Covid vaccine: Protection starts fading within six months
Protection against Covid-19 offered by two doses of the Pfizer/BioNTech and the Oxford/AstraZeneca vaccines begins to fade within six months, underscoring the need for booster shots, according to researchers in Britain.
After five to six months, the effectiveness of the Pfizer jab at preventing Covid-19 infection in the month after the second dose fell from 88% to 74%, an analysis of data collected in Britain's ZOE Covid study showed.
For the AstraZeneca vaccine, effectiveness fell from 77% to 67% after four to five months.
The study was based on data from more than a million app users, comparing self-reported infections in vaccinated participants with cases in an unvaccinated control group.

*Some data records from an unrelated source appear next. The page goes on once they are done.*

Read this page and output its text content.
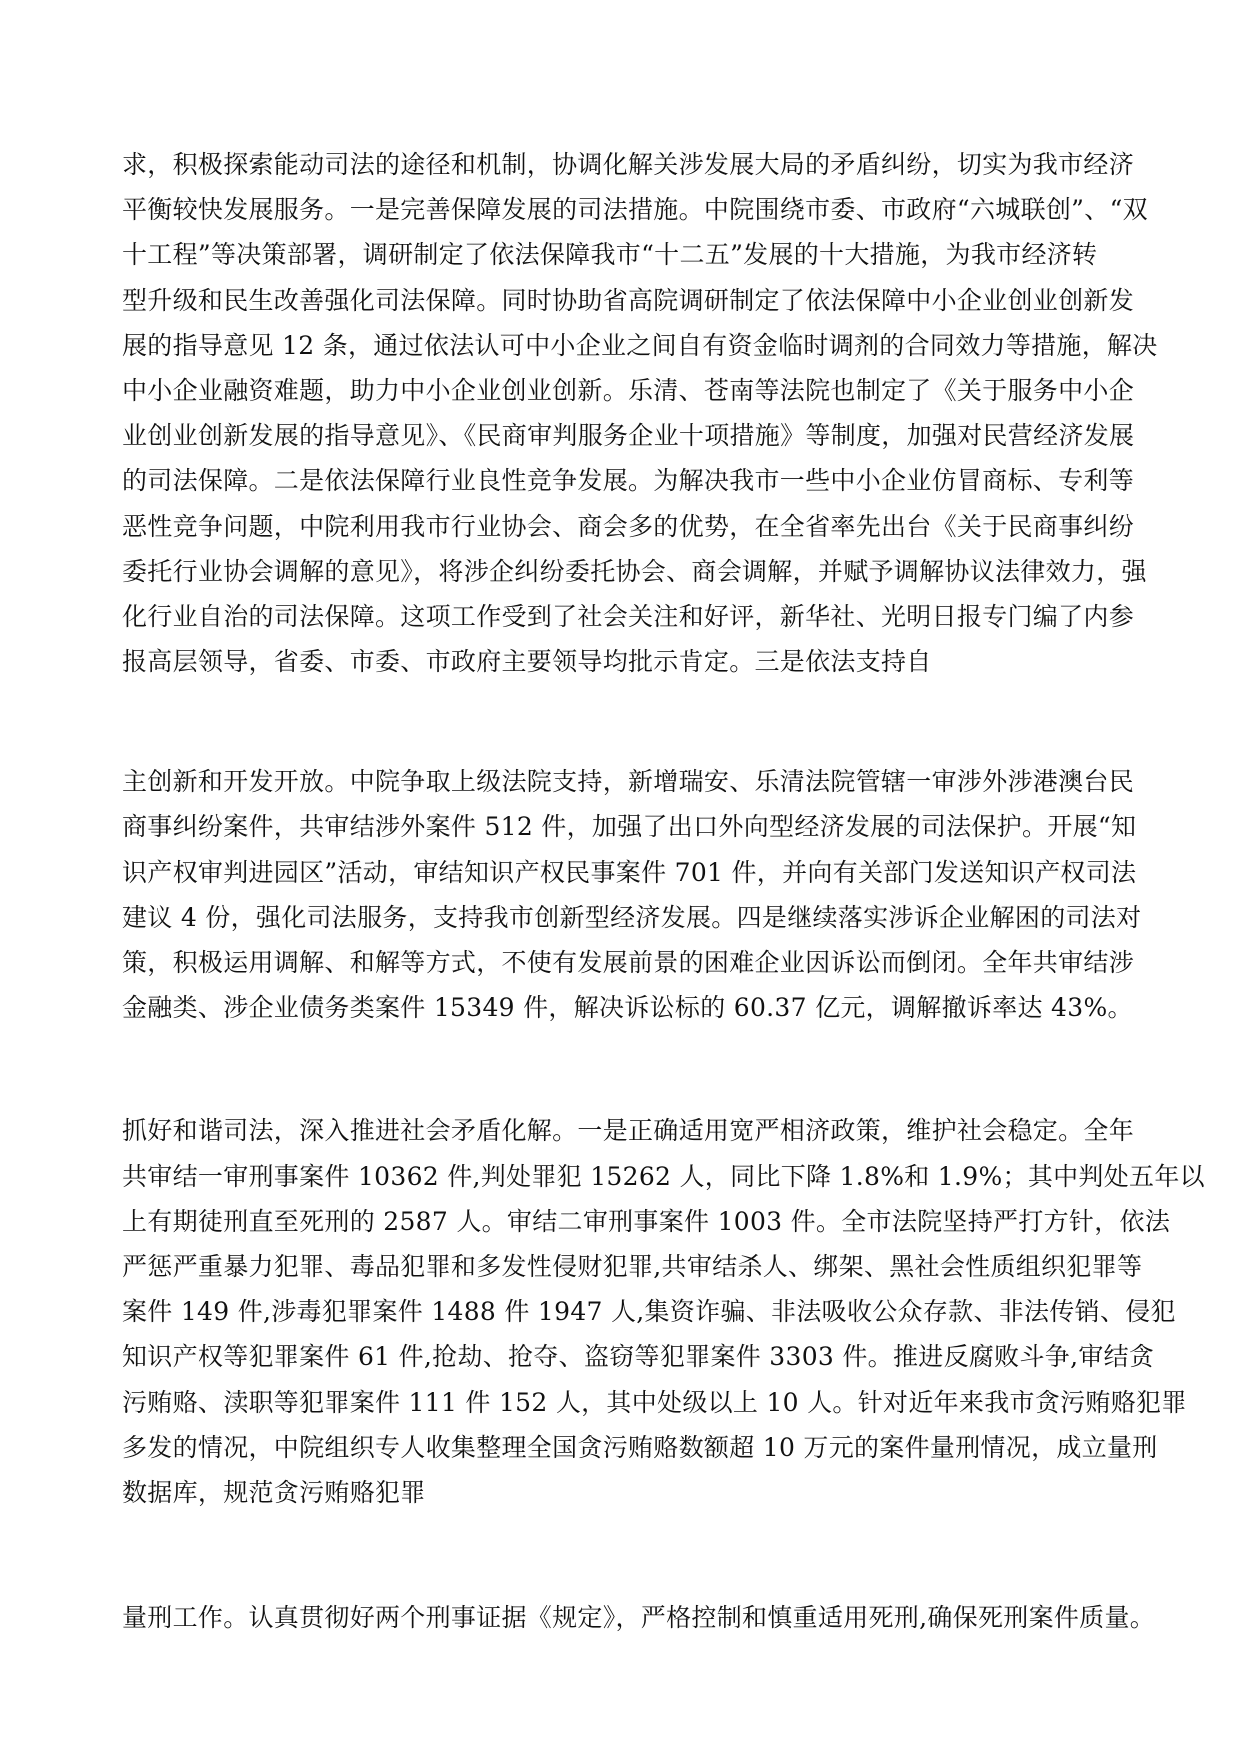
求，积极探索能动司法的途径和机制，协调化解关涉发展大局的矛盾纠纷，切实为我市经济
平衡较快发展服务。一是完善保障发展的司法措施。中院围绕市委、市政府“六城联创”、“双
十工程”等决策部署，调研制定了依法保障我市“十二五”发展的十大措施，为我市经济转
型升级和民生改善强化司法保障。同时协助省高院调研制定了依法保障中小企业创业创新发
展的指导意见 12 条，通过依法认可中小企业之间自有资金临时调剂的合同效力等措施，解决
中小企业融资难题，助力中小企业创业创新。乐清、苍南等法院也制定了《关于服务中小企
业创业创新发展的指导意见》、《民商审判服务企业十项措施》等制度，加强对民营经济发展
的司法保障。二是依法保障行业良性竞争发展。为解决我市一些中小企业仿冒商标、专利等
恶性竞争问题，中院利用我市行业协会、商会多的优势，在全省率先出台《关于民商事纠纷
委托行业协会调解的意见》，将涉企纠纷委托协会、商会调解，并赋予调解协议法律效力，强
化行业自治的司法保障。这项工作受到了社会关注和好评，新华社、光明日报专门编了内参
报高层领导，省委、市委、市政府主要领导均批示肯定。三是依法支持自

主创新和开发开放。中院争取上级法院支持，新增瑞安、乐清法院管辖一审涉外涉港澳台民
商事纠纷案件，共审结涉外案件 512 件，加强了出口外向型经济发展的司法保护。开展“知
识产权审判进园区”活动，审结知识产权民事案件 701 件，并向有关部门发送知识产权司法
建议 4 份，强化司法服务，支持我市创新型经济发展。四是继续落实涉诉企业解困的司法对
策，积极运用调解、和解等方式，不使有发展前景的困难企业因诉讼而倒闭。全年共审结涉
金融类、涉企业债务类案件 15349 件，解决诉讼标的 60.37 亿元，调解撤诉率达 43%。

抓好和谐司法，深入推进社会矛盾化解。一是正确适用宽严相济政策，维护社会稳定。全年
共审结一审刑事案件 10362 件,判处罪犯 15262 人，同比下降 1.8%和 1.9%；其中判处五年以
上有期徒刑直至死刑的 2587 人。审结二审刑事案件 1003 件。全市法院坚持严打方针，依法
严惩严重暴力犯罪、毒品犯罪和多发性侵财犯罪,共审结杀人、绑架、黑社会性质组织犯罪等
案件 149 件,涉毒犯罪案件 1488 件 1947 人,集资诈骗、非法吸收公众存款、非法传销、侵犯
知识产权等犯罪案件 61 件,抢劫、抢夺、盗窃等犯罪案件 3303 件。推进反腐败斗争,审结贪
污贿赂、渎职等犯罪案件 111 件 152 人，其中处级以上 10 人。针对近年来我市贪污贿赂犯罪
多发的情况，中院组织专人收集整理全国贪污贿赂数额超 10 万元的案件量刑情况，成立量刑
数据库，规范贪污贿赂犯罪

量刑工作。认真贯彻好两个刑事证据《规定》，严格控制和慎重适用死刑,确保死刑案件质量。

More data is needed in younger people because participants who had their shots up to six months ago tended to be elderly as that age group was prioritised when the shots were first approved, the study authors said.

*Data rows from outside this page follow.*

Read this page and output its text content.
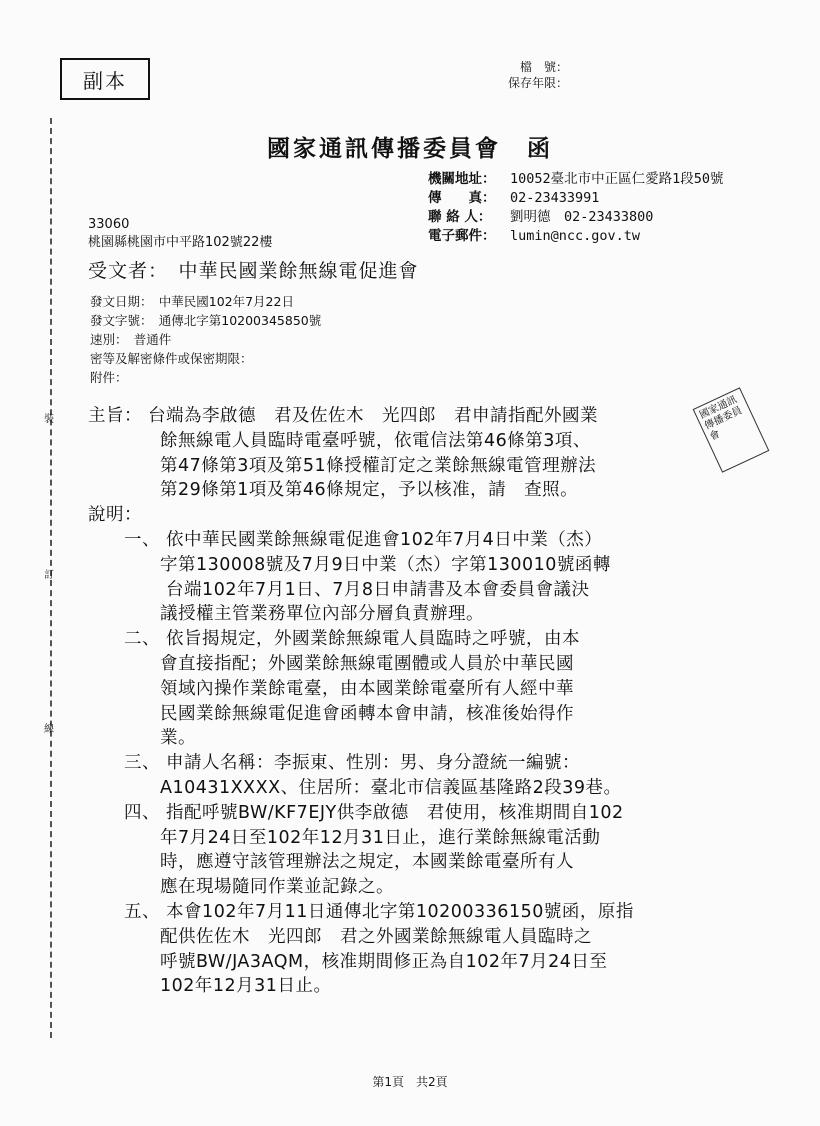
副本
檔　號：
保存年限：
裝
訂
線
國家通訊傳播委員會　函
機關地址：	10052臺北市中正區仁愛路1段50號
傳　　真：	02-23433991
聯 絡 人：	劉明德　02-23433800
電子郵件：	lumin@ncc.gov.tw
33060
桃園縣桃園市中平路102號22樓
受文者：　中華民國業餘無線電促進會
發文日期：　中華民國102年7月22日
發文字號：　通傳北字第10200345850號
速別：　普通件
密等及解密條件或保密期限：
附件：
國家通訊傳播委員會
主旨： 台端為李啟德　君及佐佐木　光四郎　君申請指配外國業
　　　　餘無線電人員臨時電臺呼號，依電信法第46條第3項、
　　　　第47條第3項及第51條授權訂定之業餘無線電管理辦法
　　　　第29條第1項及第46條規定，予以核准，請　查照。
說明：
　　一、 依中華民國業餘無線電促進會102年7月4日中業（杰）
　　　　字第130008號及7月9日中業（杰）字第130010號函轉
　　　　 台端102年7月1日、7月8日申請書及本會委員會議決
　　　　議授權主管業務單位內部分層負責辦理。
　　二、 依旨揭規定，外國業餘無線電人員臨時之呼號，由本
　　　　會直接指配；外國業餘無線電團體或人員於中華民國
　　　　領域內操作業餘電臺，由本國業餘電臺所有人經中華
　　　　民國業餘無線電促進會函轉本會申請，核准後始得作
　　　　業。
　　三、 申請人名稱：李振東、性別：男、身分證統一編號：
　　　　A10431XXXX、住居所：臺北市信義區基隆路2段39巷。
　　四、 指配呼號BW/KF7EJY供李啟德　君使用，核准期間自102
　　　　年7月24日至102年12月31日止，進行業餘無線電活動
　　　　時，應遵守該管理辦法之規定，本國業餘電臺所有人
　　　　應在現場隨同作業並記錄之。
　　五、 本會102年7月11日通傳北字第10200336150號函，原指
　　　　配供佐佐木　光四郎　君之外國業餘無線電人員臨時之
　　　　呼號BW/JA3AQM，核准期間修正為自102年7月24日至
　　　　102年12月31日止。
第1頁　共2頁
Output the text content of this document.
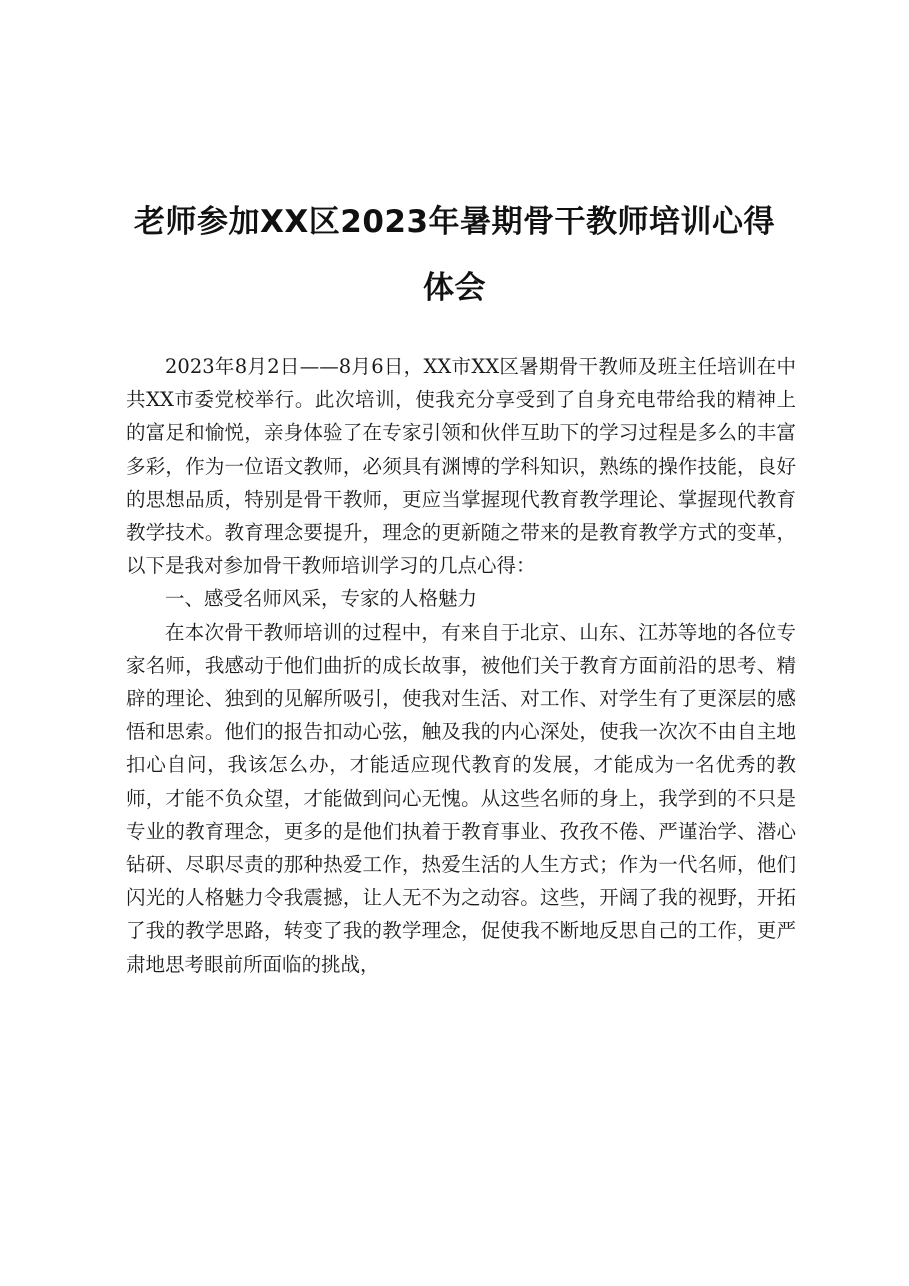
老师参加XX区2023年暑期骨干教师培训心得
体会

2023年8月2日——8月6日，XX市XX区暑期骨干教师及班主任培训在中共XX市委党校举行。此次培训，使我充分享受到了自身充电带给我的精神上的富足和愉悦，亲身体验了在专家引领和伙伴互助下的学习过程是多么的丰富多彩，作为一位语文教师，必须具有渊博的学科知识，熟练的操作技能，良好的思想品质，特别是骨干教师，更应当掌握现代教育教学理论、掌握现代教育教学技术。教育理念要提升，理念的更新随之带来的是教育教学方式的变革，以下是我对参加骨干教师培训学习的几点心得：

一、感受名师风采，专家的人格魅力

在本次骨干教师培训的过程中，有来自于北京、山东、江苏等地的各位专家名师，我感动于他们曲折的成长故事，被他们关于教育方面前沿的思考、精辟的理论、独到的见解所吸引，使我对生活、对工作、对学生有了更深层的感悟和思索。他们的报告扣动心弦，触及我的内心深处，使我一次次不由自主地扣心自问，我该怎么办，才能适应现代教育的发展，才能成为一名优秀的教师，才能不负众望，才能做到问心无愧。从这些名师的身上，我学到的不只是专业的教育理念，更多的是他们执着于教育事业、孜孜不倦、严谨治学、潜心钻研、尽职尽责的那种热爱工作，热爱生活的人生方式；作为一代名师，他们闪光的人格魅力令我震撼，让人无不为之动容。这些，开阔了我的视野，开拓了我的教学思路，转变了我的教学理念，促使我不断地反思自己的工作，更严肃地思考眼前所面临的挑战，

ZOE Ltd was founded three years ago to offer customised nutritional advice based on test kits. The company's ZOE Covid Symptom Study app is a not-for-profit initiative in collaboration with King's College London and funded by the Department of Health and Social Care.
Under a worst-case future scenario, protection could fall below 50% for older people and healthcare workers by the winter, Tim Spector, ZOE Ltd co-founder and principal investigator for the study, said.
"It's bringing into focus this need for some action. We can't just sit by and see the protectiveness slowly waning whilst cases are still high and the chance of infection still high as well," Spector told BBC television.
Britain and other European nations are planning for a Covid-19 vaccine booster campaign later this year after top vaccine advisers said it might be necessary to give third shots to the elderly and most vulnerable from September.
"This is a reminder that we cannot rely on vaccines alone to prevent the spread of Covid," said Simon Clarke, Associate Professor in Cellular Microbiology at the University of Reading, who was not involved in the study.
'SHOCKING DISPARITY'
A separate British public health study found last week that protection from either the Pfizer-BioNTech or the AstraZeneca vaccine against the now prevalent Delta variant of the coronavirus weakens within three months.
The Oxford University study found at the time that 90 days after a second shot of the Pfizer or AstraZeneca vaccine, their efficacy in preventing infections had slipped to 75% and 61% respectively. That was down from 85% and 68%, respectively, seen two weeks after a second dose.
The US government is preparing to provide third booster doses starting in mid-September to Americans who had their initial course more than eight months ago.
The World Health Organization hit out on Tuesday at the "shocking disparity" in access to coronavirus vaccines, with only four countries in Africa able to meet their inoculation targets so far.
"Globally, 140 countries have vaccinated at least 10 percent of their populations," WHO chief Tedros Adhanom Ghebreyesus told the opening of an online meeting of African health ministers.
"But in our continent, only four countries have been able to reach that target, owing to the shocking disparity in access to vaccines."
The WHO secretary-general said that "the vaccine crisis illustrates the fundamental weakness at the root of the pandemic: the lack of global solidarity and sharing".
The Economist Intelligence Unit's study, released yesterday, found that the slow rollout of coronavirus vaccines will cost the global economy $2.3 trillion in lost output.
The study also said that emerging and developing economies, whose vaccine rollouts are far behind those of wealthier countries, will bear the brunt of those losses.
HOSPITALS BATTLE COVID
The coronavirus has killed at least 4,451,888 people since the outbreak emerged in China in December 2019, according to an AFP compilation of official data yesterday.
Sydney's Covid-19 infections hit a daily record yesterday, putting parts of the health system under pressure, officials said, calling for vaccinations to be stepped up to stem the tide of hospital admissions.
Despite two months of lockdowns in Sydney, New South Wales (NSW) state reported 919 new cases amid a growing Delta variant outbreak, taking Australia's daily case numbers to a new pandemic high just below 1,000, reports Reuters.
New Zealand recorded 62 new cases yesterday, taking the total number of infections in the latest outbreak to 210 as the government scrambled to scale up vaccinations amid growing criticism.
Indonesia is taking its vaccination drive to the sea as the world's biggest archipelago nation ramps up a bid to innoculate its huge population.
The navy has deployed 60 boats and warships to scour thousands of kilometres of coastline in the hunt for unvaccinated fishermen, from westernmost Sumatra to holiday island Bali and remote Papua.
China reopened a key terminal at the world's third-busiest cargo port yesterday, after a shutdown to control the coronavirus caused backlogs through supply chains -- but disruptions at a major airport are now sending transport costs soaring.